I'm currently setting up an environment for our developers and I am faced with a problem. We're planning on having Crowd, JIRA, Confluence, Bamboo, etc (all by Atlassian; all running on Windows Server 2008). All these products need a back-end database, which will be Microsoft SQL Server 2008.
So the issue is: is it fine to have SQL Server running inside a guest OS (performance-wise) or performance will be sub-optimal in this environment?
MS SQL will run fine in a virtual environment so long as it has enough memory. This is the same whether its in a real or virtual environment really. If your developers VM's have enough memory then it should be fine.
I have a VM running SQL 2008 enterprise for development and QA.
The performance is not stellar, but it can serve quite a load. We had some problems, mostly regarding high performance reads, where the SQL would complain on incorrect checksum and would fail the action.

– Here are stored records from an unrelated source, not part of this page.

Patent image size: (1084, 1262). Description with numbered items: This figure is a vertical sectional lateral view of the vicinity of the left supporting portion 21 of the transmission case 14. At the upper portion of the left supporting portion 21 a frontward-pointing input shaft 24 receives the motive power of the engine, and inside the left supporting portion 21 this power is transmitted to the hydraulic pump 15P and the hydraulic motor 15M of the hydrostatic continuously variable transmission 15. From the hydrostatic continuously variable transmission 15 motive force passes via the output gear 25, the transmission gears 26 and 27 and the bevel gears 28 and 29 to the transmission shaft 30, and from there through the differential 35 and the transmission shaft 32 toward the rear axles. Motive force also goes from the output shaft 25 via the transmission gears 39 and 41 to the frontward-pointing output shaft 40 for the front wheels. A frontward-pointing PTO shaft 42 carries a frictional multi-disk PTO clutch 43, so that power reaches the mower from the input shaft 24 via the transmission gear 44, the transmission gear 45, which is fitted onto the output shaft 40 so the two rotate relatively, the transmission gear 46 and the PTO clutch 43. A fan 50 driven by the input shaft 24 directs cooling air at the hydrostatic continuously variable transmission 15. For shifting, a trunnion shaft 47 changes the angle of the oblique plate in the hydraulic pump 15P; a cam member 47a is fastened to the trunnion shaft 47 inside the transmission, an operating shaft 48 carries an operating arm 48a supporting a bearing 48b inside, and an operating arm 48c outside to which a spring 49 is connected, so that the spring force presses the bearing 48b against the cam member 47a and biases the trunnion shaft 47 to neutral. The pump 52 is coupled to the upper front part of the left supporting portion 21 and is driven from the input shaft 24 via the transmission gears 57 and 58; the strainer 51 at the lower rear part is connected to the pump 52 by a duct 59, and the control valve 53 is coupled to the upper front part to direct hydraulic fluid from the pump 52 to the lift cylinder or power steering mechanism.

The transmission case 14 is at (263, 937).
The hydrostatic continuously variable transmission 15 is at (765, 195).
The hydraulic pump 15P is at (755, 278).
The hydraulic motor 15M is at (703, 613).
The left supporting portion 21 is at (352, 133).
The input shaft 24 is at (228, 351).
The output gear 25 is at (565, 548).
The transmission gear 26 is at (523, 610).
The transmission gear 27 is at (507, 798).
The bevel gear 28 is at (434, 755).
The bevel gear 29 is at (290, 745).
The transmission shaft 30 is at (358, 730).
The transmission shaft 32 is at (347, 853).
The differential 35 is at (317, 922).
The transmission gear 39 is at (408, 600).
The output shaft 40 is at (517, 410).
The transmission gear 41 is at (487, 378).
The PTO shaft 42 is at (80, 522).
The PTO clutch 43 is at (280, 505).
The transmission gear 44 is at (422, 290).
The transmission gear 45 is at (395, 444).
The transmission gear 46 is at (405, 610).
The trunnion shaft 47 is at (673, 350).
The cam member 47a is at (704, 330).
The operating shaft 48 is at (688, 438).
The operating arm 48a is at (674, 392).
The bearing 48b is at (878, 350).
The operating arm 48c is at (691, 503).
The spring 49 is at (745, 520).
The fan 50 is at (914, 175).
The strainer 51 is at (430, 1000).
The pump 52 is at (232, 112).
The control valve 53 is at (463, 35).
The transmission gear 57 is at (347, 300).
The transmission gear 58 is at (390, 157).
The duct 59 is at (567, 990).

I would recommend using something more performance oriented, like ESX.
We have a development server, that runs Hyper-V server. It serves up Server2008 Enterprise, running SQL2008 with no issues whatsoever. This is with supplying the VM with about 3GB of memory.
I've been running confluence in a 2008 Server VM for several months, and it works like a champ. No real problems, it sees moderate usage. The database is hosted off of the vm on a dedicated SQL 2005 server. But this is a shared database server that hosts many other applications as well.
The best advice I can give for this development server is: make sure it has enough memory.
All of the java/tomcat apps that you mentioned need to preallocate their memory space, and SQL will gobble up the rest. I would recommend at least 3GB of RAM (at most 8GB). Each one of the Atlassian apps will want 256-512MB of RAM, and SQL will want at least 1GB, and then the OS will need a little too.
Also watch your disk IO, depending on what your devs are doing, this could be a serious bottle-neck.